ハーフパイプ予選は1回目と2回目の滑走のうち、より高い得点を選手の記録とする。1回目の9番手で登場したチェ・ガオンは、得意技のスイッチバックサイド720で滑走を開始。続いてバックサイド900、フロントサイド720などの技を次々成功させ高得点を確保した。続く2回目では渾身のフロントサイド1080に挑戦したが、着地でバランスを崩した。
チェ・ガオンは今季、国際スキー・スノーボード連盟(FIS)ワールドカップで3大会連続優勝し、世界が注目する選手として定着した。これに加え、逆境を乗り越えた成長の物語が彼女の飛躍をさらに際立たせた。チェ・ガオンは2024年1月、スイス・ラークスで1080度回転の技を練習中に大けがを負った。ヘリで搬送された病院で腰椎骨折と診断され、ピンを入れる手術を含め計3回の手術を受けた。普段から「スノーボードのない人生は無意味だ」と語るチェ・ガオンは、必死にリハビリに打ち込み、今季ワールドカップ3勝で復活を果たした。

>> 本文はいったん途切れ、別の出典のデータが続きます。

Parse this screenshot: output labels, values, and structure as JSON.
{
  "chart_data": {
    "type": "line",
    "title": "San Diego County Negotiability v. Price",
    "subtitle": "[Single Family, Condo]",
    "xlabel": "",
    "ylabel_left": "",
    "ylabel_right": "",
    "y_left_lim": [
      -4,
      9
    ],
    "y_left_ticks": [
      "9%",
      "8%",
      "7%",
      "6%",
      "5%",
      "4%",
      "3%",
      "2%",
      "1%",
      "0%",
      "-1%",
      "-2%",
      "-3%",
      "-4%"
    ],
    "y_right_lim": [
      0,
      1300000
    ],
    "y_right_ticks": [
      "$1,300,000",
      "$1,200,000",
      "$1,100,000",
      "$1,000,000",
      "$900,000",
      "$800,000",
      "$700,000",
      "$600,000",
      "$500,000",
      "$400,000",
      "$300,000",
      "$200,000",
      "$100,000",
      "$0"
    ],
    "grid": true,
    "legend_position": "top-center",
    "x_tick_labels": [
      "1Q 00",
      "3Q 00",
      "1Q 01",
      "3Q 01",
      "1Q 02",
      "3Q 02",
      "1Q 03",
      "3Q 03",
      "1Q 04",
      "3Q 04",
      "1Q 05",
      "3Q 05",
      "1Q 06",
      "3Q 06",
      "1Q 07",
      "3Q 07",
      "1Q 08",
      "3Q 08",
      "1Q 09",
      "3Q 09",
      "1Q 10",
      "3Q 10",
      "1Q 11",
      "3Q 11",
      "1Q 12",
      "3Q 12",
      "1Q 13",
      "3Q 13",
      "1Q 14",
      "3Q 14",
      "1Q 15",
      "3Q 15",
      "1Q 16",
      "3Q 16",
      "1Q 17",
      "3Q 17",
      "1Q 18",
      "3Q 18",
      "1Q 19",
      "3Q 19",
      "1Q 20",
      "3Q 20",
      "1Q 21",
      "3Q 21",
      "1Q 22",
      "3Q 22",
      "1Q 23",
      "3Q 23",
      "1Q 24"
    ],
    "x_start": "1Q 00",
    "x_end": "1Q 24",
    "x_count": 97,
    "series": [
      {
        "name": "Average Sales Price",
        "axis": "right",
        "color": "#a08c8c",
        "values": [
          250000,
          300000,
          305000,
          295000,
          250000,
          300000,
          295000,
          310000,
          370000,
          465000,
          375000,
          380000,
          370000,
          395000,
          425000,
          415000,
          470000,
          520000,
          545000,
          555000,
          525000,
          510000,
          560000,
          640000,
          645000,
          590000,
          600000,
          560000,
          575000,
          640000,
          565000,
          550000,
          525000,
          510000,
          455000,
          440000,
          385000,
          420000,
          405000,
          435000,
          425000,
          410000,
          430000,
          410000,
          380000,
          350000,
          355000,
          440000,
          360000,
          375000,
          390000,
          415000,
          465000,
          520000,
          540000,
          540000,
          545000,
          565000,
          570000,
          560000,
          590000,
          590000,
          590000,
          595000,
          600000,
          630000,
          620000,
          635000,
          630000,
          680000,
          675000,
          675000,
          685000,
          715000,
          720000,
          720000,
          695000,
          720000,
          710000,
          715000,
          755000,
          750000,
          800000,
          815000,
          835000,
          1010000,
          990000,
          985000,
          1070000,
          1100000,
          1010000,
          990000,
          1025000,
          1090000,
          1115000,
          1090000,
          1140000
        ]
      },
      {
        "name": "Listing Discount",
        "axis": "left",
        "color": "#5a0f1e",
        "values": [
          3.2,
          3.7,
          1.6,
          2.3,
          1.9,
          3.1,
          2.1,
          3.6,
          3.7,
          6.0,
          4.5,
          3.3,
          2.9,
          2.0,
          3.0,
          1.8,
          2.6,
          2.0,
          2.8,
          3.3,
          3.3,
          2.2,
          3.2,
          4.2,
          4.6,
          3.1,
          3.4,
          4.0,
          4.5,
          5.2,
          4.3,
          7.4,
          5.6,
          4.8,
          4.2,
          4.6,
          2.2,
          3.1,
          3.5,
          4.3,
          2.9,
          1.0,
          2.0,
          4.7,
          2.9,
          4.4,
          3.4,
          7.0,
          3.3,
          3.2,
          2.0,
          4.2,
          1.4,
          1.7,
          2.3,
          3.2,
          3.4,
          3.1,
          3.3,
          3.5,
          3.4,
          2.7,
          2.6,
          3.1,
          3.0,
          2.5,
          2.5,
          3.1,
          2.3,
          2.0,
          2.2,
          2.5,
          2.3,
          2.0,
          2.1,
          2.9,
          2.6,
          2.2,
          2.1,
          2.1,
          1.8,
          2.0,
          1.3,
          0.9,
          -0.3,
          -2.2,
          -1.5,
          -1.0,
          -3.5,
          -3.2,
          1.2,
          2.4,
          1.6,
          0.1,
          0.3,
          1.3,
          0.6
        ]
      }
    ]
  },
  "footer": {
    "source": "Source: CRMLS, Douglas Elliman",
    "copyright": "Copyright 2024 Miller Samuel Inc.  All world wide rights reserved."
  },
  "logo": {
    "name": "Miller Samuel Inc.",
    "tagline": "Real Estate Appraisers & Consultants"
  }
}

今大会のハーフパイプは「新星」チェ・ガオンと「絶対王者」クロエ・キム(26・米国)の対決として注目を集める。クロエ・キムは2018年平昌(ピョンチャン)大会と2022年北京大会を連覇し、この種目の第一人者として君臨してきた。しかし今季は肩の負傷でやや停滞する中、見違えるほど成長したチェ・ガオンが先輩の牙城に挑む挑戦者となった。
実はチェ・ガオンとクロエ・キムは親しい姉妹のような間柄だ。チェ・ガオンが数年前、ニュージーランド遠征中にけがをして救急外来に搬送された際、クロエ・キムが付き添い通訳を引き受けた縁で、かけがえのない仲になった。しかし勝負の世界では2人は激しく競い合った。クロエ・キムは1回目でスイッチフロントサイド1080などの高難度技を完璧に決め90.25点を記録、全体1位に立った。2人が真剣勝負に臨む決勝は、日本時間13日午前3時30分に行われる。